Gillette wrote on their website of how they plan to include this as part of a wider campaign: “From today on, we pledge to actively challenge the stereotypes and expectations of what it means to be a man everywhere you see Gillette. In the ads we run, the images we publish to social media, the words we choose, and so much more.”

The advert has so far only been paid for on digital channels in America, with no known plans to run it in the UK. So, when Piers Morgan reacted, himself fast becoming an effective medium through which all successful marketing campaigns must pass, Gillette had achieved huge global organic growth with a relatively modest budget. But you wouldn’t clap just yet…

When it comes to marketing, the opposite of bravery isn’t cowardice but conformity. Standing still isn’t so bad compared to losing ground. The launch of Gillette’s new campaign has achieved both widespread coverage and supported an excellent cause. Yet, for a company with more than half the market share in the US and far more than that in the UK (roughly 65%), we might be left asking what Gillette is set to achieve from this.

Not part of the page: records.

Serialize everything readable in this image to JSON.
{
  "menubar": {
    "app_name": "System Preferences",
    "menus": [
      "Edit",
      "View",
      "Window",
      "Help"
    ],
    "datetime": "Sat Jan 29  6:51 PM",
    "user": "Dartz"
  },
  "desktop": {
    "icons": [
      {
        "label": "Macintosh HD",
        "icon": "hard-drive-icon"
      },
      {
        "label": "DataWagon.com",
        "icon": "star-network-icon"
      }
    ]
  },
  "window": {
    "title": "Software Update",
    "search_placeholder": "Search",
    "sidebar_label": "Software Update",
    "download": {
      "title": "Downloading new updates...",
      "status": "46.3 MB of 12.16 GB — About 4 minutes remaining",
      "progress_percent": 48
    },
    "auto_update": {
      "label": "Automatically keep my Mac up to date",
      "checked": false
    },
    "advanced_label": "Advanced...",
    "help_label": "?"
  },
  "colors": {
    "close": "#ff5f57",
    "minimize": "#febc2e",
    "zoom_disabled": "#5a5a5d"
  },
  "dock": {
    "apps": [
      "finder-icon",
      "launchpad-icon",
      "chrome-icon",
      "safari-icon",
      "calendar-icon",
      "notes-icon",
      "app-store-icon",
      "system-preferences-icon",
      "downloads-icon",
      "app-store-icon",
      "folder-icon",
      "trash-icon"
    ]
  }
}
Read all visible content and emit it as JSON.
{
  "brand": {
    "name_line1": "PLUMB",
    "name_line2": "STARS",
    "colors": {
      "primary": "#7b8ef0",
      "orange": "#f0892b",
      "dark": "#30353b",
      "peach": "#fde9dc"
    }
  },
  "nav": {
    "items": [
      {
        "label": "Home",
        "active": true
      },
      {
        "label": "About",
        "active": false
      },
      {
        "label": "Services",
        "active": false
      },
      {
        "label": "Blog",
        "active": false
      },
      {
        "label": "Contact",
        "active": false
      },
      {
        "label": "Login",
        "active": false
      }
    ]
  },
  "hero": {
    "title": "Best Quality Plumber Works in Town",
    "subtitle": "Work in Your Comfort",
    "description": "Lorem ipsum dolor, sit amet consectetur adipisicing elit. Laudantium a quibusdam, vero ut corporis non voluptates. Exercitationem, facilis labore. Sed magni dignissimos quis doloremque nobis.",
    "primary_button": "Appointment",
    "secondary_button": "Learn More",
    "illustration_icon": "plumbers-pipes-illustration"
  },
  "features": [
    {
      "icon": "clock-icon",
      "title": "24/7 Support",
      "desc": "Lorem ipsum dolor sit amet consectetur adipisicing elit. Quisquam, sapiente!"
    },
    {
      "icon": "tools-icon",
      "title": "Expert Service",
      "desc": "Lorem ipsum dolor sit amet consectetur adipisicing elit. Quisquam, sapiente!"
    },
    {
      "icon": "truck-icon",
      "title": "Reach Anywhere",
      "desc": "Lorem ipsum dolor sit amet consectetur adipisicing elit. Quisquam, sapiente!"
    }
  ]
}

When Nike launched their campaign, they weren’t operating with anything close to a 50% share in any of the markets they compete in. When Nike isolated a certain part of America, they knew they were already experiencing declining sales due to a negative price elasticity those consumers were having with its products. They expected to recoup those sales elsewhere. It isn’t clear if this is going to be the case for Gillette.

Where Nike’s campaign was positive and inspirational, Gillette’s message feels negative. Nike told its key customers they behave better than the rest, Gillette has told its customers the opposite. At writing, Gillette’s video has received nearly 10 million views but the reaction to it has been overwhelmingly negative. The dislike to like ratio stands at 577k to 217k. On Sunday, the ratio was 10:1 with most comments saying they would abandon the brand. Make no mistake, those who found the advert first were Gillette’s actual customers.

In comparison, Nike’s campaign ran at the complete opposite. With ten positive reactions for every one negative. In the four long months of media coverage, the “Believe in Something” commercial still hadn’t amassed the number of dislikes Gillette has run up in the first 24 hours. Online sales grew for Nike by a massive 31% in the bank holiday weekend after the ad launched and the company has grown by $6 billion since. Opponents couldn’t boycott the company because they already didn’t shop there.

It’s of course too early to know how this will affect sales, but whether you agree with the message or not, it’s obvious Gillette have risked marginalising the actual people who buy their products. If they don’t end up attracting that next generation of customers, Gillette may be left wondering if their marketing strategy really is the best they can get.